Durchaus nicht. Gerade ist eine Untersuchung erschienen, für die das Schicksal delinquenter Kinder 20 Jahre lang nachverfolgt wurde. Es hat sich gezeigt, dass sie nicht unbedingt zu straffälligen Jugendlichen und Erwachsenen wurden. Das ist also kein automatischer Weg. Frühe Kindheit, späte Kindheit und Jugendalter, das sind drei Phasen, die ganz unterschiedlich betrachtet werden müssen. Allerdings trifft das Strafrecht in Deutschland durch die Altersgrenze 14 eine aus entwicklungspsychologischer Sicht etwas unglückliche Festlegung.
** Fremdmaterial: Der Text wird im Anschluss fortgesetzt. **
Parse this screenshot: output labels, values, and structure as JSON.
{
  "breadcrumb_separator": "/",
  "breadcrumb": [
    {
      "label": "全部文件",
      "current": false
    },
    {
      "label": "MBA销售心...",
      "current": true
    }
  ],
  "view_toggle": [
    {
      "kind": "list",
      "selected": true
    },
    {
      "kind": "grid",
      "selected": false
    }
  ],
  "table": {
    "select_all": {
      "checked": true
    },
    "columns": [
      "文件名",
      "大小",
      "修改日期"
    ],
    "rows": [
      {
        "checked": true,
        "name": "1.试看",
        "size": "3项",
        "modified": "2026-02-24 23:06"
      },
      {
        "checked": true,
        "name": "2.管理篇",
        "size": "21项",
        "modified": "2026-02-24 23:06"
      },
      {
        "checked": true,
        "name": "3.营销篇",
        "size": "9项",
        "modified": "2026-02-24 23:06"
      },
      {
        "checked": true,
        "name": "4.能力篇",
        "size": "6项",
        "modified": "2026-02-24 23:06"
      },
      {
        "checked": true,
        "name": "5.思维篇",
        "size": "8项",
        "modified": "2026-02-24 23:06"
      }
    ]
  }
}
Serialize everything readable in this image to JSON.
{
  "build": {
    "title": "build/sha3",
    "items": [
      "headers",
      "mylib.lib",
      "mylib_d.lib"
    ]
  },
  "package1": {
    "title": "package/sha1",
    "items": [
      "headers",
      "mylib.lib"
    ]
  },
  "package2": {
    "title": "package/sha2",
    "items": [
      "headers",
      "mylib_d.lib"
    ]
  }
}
Im Grunde müsste man die Altersgruppe der Zehn- bis 14-Jährigen extra betrachten.

Und auch anders behandeln, wenn sie Verhaltensauffälligkeiten zeigen?
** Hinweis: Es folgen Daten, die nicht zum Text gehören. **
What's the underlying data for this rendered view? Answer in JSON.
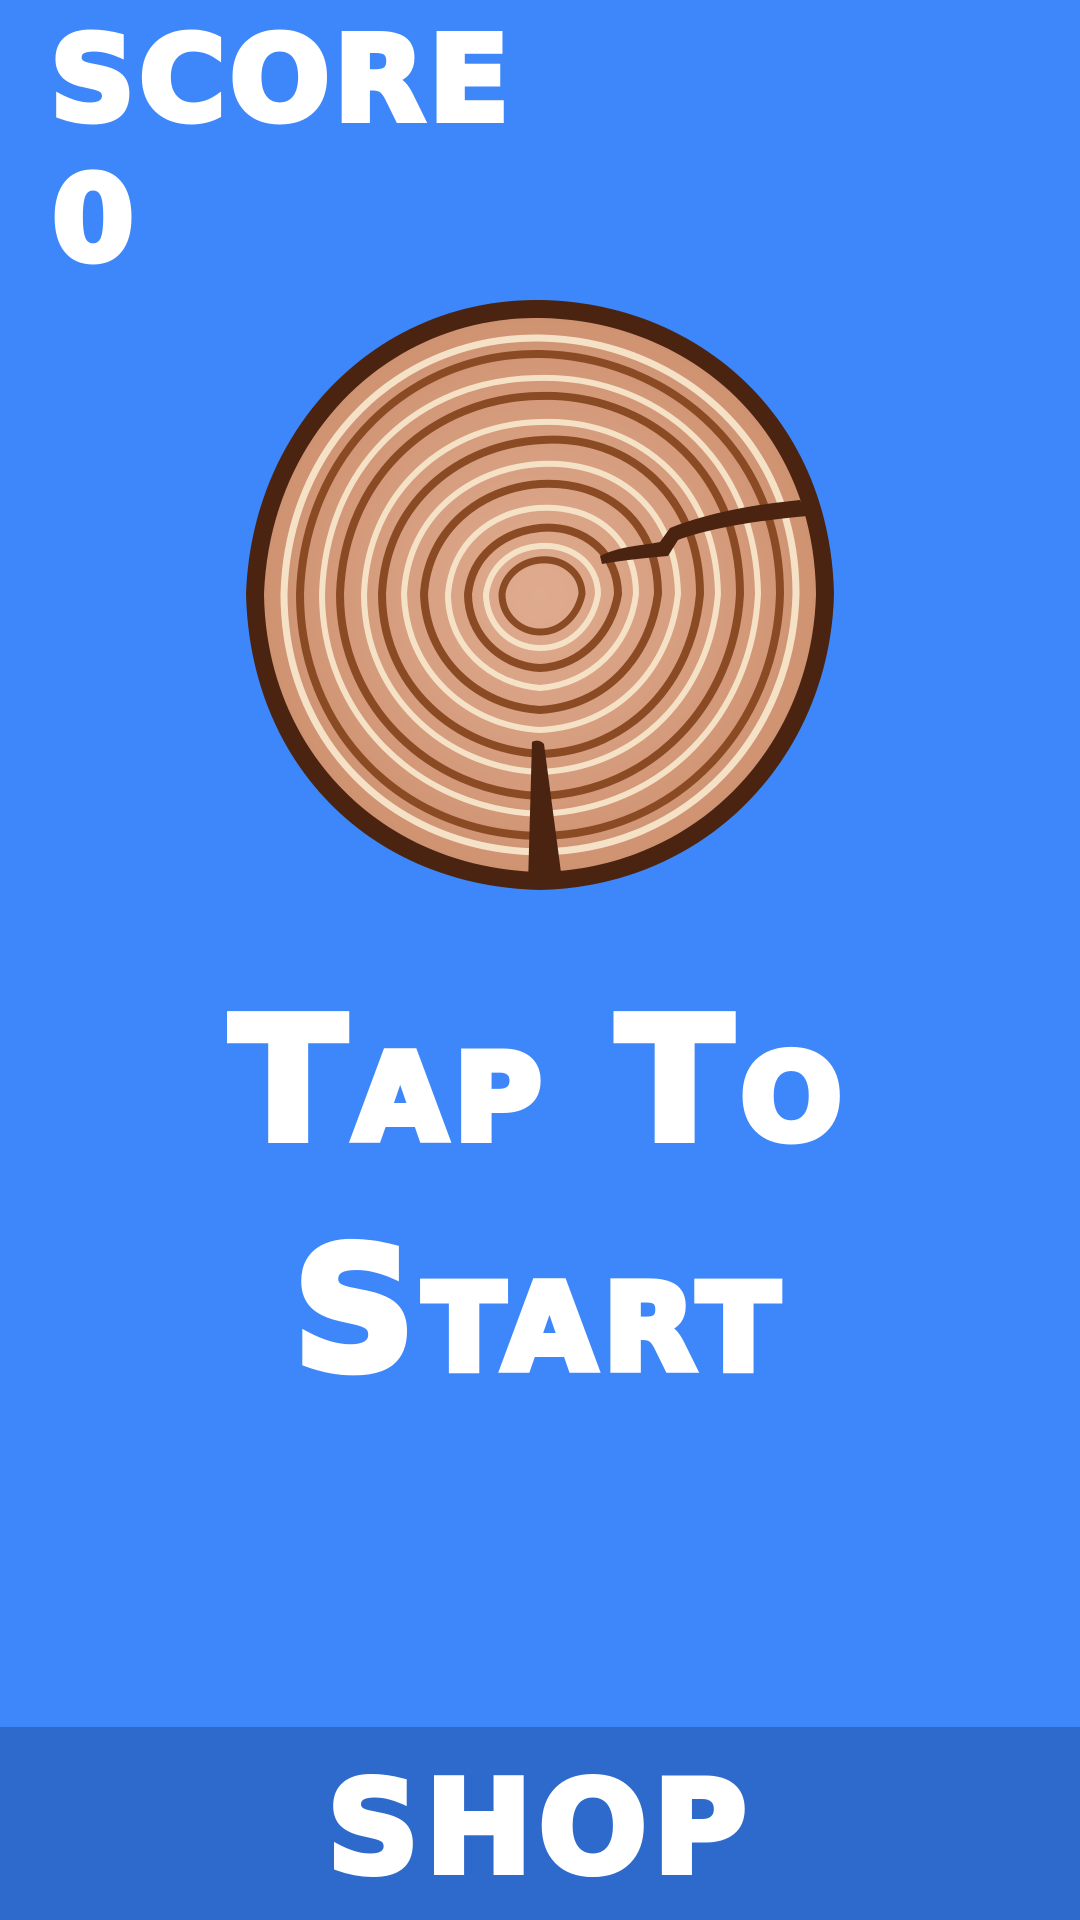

Ja. Einen Jugendlichen muss ich auf seine eigenen Zukunftsziele hin orientieren, ein älteres Kind muss lernen, sich im Kontakt mit anderen zu regulieren, bei einem Kleinkind muss ich unbedingt auf die Familie einwirken.

Und das hat Erfolg?

In den letzten Monaten sind mehrere Studien erschienen, die zeigen, dass sich das lohnt. Dafür wurden Kinder mit einem Defekt im Transportergen für den stimmungsausgleichenden Botenstoff Serotonin in zwei Gruppen geteilt. Diese Kinder haben Schwierigkeiten mit der Impulssteuerung, und das ist bekanntermaßen verbunden mit einem höheren Risiko für späteren Drogenkonsum, Aufmerksamkeitsstörungen oder auch Delinquenz. Die einen wuchsen ohne ein besonderes Programm auf, in der anderen Gruppe wurden die Eltern darin geschult, von klein auf die Emotionsregulation ihrer Kinder zu unterstützen. Es zeigte sich, dass diese Kinder später, im Alter von zehn bis elf Jahren, nicht häufiger eine Störung des Sozialverhaltens entwickelten als genetisch unauffällige Kinder. Die genetischen Risiken wirken sich also nur aus, wenn die Unterstützung in der frühen Kindheit nicht optimal ist. Diese Art der Vorbeugung müsste die Gesellschaft verbindlich vorsehen. Hilfe heißt dabei nicht automatisch: Heim.

Die Fragen stellte Adelheid Müller-Lissner.

Oliver Bilke (44) ist Chefarzt der Kinder- und Jugendpsychiatrie in den Vivantes-Kliniken Friedrichshain und Neukölln. Dort behandelt er unter anderem jugendliche Delinquenten.